In June 1936 he gave a lecture on the occasion of the 550th anniversary of the University of Heidelberg, in which he justified the impeachment of university members for political and racial reasons under the National Socialist Act to restore the civil service . According to Frank-Rutger Hausmann, “rarely” has anyone “defended the so-called law for the restoration of the civil service (April 7, 1933) so vigorously and brutally, demanded its implementation so rigorously” as Paul Ritterbusch in this lecture.

In 1937 the young lawyer was appointed rector of this university, which in Nazi parlance was called Grenzlanduniversität in the northern region of Kiel (see also Kiel School ), and at the same time the Nazi lecturer association of the university. In addition, Ritterbusch held numerous other functions, for example, as the successor to Carl Schmitt's department head, he was the "university professor" in the Nazi legal guardian association , member of the committee for international law and the police committee of the Academy for German Law , which was subordinate to Hans Frank . In 1940, at the 275th anniversary celebration of Kiel University, Ritterbusch justified the terror and murders in the early years of National Socialism with the words " This absolute change in personnel precluded a steady, steady development in the first years after 1933 ".

From 1939 on, Ritterbusch led the Reichsarbeitsgemeinschaft für Raumforschung (RAG) as the successor to the agricultural scientist Konrad Meyer .

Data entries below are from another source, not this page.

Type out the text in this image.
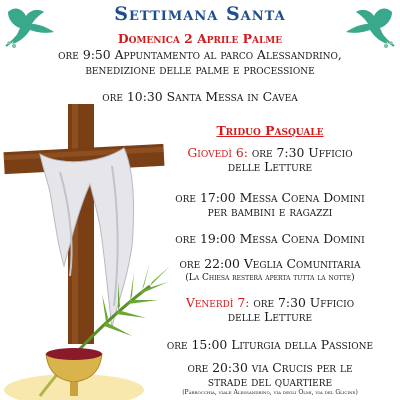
Settimana Santa
Domenica 2 Aprile Palme
ore 9:50 Appuntamento al parco Alessandrino,
benedizione delle palme e processione
ore 10:30 Santa Messa in Cavea
Triduo Pasquale
Giovedì 6: ore 7:30 Ufficio
delle Letture
ore 17:00 Messa Coena Domini
per bambini e ragazzi
ore 19:00 Messa Coena Domini
ore 22:00 Veglia Comunitaria
(La Chiesa resterà aperta tutta la notte)
Venerdì 7: ore 7:30 Ufficio
delle Letture
ore 15:00 Liturgia della Passione
ore 20:30 via Crucis per le
strade del quartiere
(Parrocchia, viale Alessandrino, via degli Olmi, via del Glicine)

Ritterbusch received his most important task in 1940 as chairman of the Reich Ministry of Science for the war effort of the humanities ( Aktion Ritterbusch ) - initially part-time. In 1941 this became a full-time job and Ritterbusch received the rank of ministerial director in the Reich Ministry of Education as deputy head of department . For this activity he was released from military service at the front.

In 1941, Ritterbusch gave up the rectorate and his chair in Kiel and took over a chair at the Friedrich-Wilhelms-Universität Berlin - already active in Berlin since 1941 . In 1942 he took over the post of director of the "International Academy for Political and Administrative Sciences" (President: Wilhelm Stuckart ). Ritterbusch was co-editor of the journal for international law and editor of the journal Raumforschung und Raumordnung . Monthly publication of the Reichsarbeitsgemeinschaft für Raumforschung with the chief editor Frank Glatzel , published by Verlag Vowinckel , Heidelberg, since 1937.

During the war, criticism of the Ritterbusch campaign grew in the NSDAP . Since 1943, the cooperation with the Research Association of German Ahnenerbe of the SS has been intensified. In July 1944, Ritterbusch was ousted at the instigation of the SS. He left the ministry in September 1944. Due to the war, his institute for constitutional and administrative law was relocated from Berlin to Wittenberg . In Pretzsch / Elbe , where Ritterbusch had lived with his family since 1941, he was drafted into the Wehrmacht as Volkssturmführer at the end of 1944 .

Ritterbusch committed suicide at the end of the war as the Allies approached. He died on April 26, 1945.

literature

Web links

Individual evidence

  1. The place of birth Zschakau, also recorded in the NDB, is archivally documented in the church book of Beilrode and the register of Ritterbusch in the Leipzig University Archives. The place of birth Werdau (Torgau) , which can occasionally be found (Cornelißen) , can only be documented as the place of residence of the parents.
  2. a b c d e f g h i j k l m n o p Martin Otto:  Ritterbusch, Paul Wilhelm Heinrich. In: New German Biography (NDB). Volume 21, Duncker & Humblot, Berlin 2003, ISBN 3-428-11202-4 , pp. 668-670 ( digitized version ).
  3. Nieuwe Venlosche Courant v. December 13, 1943, digitized .
  4. a b c d e f g h i j Ernst Klee: The personal dictionary for the Third Reich. Who was what before and after 1945? S. Fischer Verlag, Frankfurt am Main 2003, p. 500.
  5. ^ A b c d Frank-Rutger Hausmann: German Spiritual Science in the Second World War. The "Ritterbusch Action" (1940–1945) . 3rd, extended edition, Synchron, Heidelberg 2007, pp. 30–48.
  6. Quoted from Bernd Rüthers : Entartetes Recht. Legal teachings and crown lawyers in the Third Reich. CH Beck, Munich 1988, p. 42.